When I was her age, I used to get into physical fights with people who would try to bully me or my siblings because we were “foreigners,” Muslims, or Palestinians.  I lacked the tools to do anything else, but I don’t want my daughter to use that approach. I want my daughter to be able to speak up for herself. To do that, she also needs a platform.

In April, my daughter was called a “terrorist” in school. Right away, she reported the person to the Dean. The boy was found and brought to the office and my daughter got a platform to tell him how his words made her feel.

Face to face.

The boy was compelled to listen. After that, he apologized and told her he didn’t mean it.

She felt better—she was able to face the boy openly and transparently and to express how his words had impacted her. This was both because she knew how to respond to discrimination, but also because the school principal gave her a small platform, a place to speak.

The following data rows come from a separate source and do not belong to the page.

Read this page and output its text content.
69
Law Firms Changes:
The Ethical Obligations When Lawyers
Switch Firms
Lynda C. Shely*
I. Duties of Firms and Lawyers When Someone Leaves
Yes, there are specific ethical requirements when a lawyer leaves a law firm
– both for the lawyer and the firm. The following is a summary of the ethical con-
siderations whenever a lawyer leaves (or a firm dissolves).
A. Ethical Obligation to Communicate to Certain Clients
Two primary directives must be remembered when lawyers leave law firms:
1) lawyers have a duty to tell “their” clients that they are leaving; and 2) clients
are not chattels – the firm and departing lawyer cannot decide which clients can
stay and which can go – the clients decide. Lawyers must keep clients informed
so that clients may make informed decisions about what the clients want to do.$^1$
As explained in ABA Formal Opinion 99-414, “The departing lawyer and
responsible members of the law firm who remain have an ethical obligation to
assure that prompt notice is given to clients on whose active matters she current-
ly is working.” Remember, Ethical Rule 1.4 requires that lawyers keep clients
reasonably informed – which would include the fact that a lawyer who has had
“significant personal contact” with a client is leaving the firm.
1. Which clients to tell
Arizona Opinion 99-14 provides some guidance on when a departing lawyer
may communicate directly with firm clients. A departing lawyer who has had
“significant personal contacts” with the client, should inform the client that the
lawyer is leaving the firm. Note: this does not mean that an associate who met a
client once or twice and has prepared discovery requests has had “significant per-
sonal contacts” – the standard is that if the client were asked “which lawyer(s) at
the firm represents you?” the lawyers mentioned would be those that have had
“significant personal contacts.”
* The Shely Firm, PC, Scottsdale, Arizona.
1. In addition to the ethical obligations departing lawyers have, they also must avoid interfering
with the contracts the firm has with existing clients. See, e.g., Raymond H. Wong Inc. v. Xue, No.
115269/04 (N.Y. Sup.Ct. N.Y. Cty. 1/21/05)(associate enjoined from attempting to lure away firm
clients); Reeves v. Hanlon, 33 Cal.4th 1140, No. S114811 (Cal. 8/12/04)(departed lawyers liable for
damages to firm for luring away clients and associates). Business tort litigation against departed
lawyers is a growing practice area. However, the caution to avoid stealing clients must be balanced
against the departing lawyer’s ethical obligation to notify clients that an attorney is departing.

On the national level, this has been much harder. “Clock Boy” became instantly famous when he brought an invention to school and was treated as a terrorist.  The 14-year-old was detained, questioned, and hauled off in handcuffs.

It wasn’t resolved at the local level, so the story made headline news and people gave the boy moral support. Yet, sadly, the platform quickly became skewed toward people like Richard Dawkins, who could not help attacking the boy on social media. “Don’t call him ‘clock boy’ since he never made a clock. Hoax Boy, having hoaxed his way into the White House, now wants $15M in addition!” Dawkins tweeted.

We need to have more empathy and compassion for young children being abused and bullied in school. We need to give those children a platform to speak, just as Muslims and Palestinians or any marginalized group across the United States need to have a place to speak, to respond, to share their stories.

Find a platform for Muslims or Palestinians or any marginalized group to support.  Join and follow them on social media.  Amplify their stories and voices.

Fedwa Wazwaz is a Palestinian-American born in Jerusalem, Palestine and raised in the US.  She lives in Brooklyn Park, Minnesota.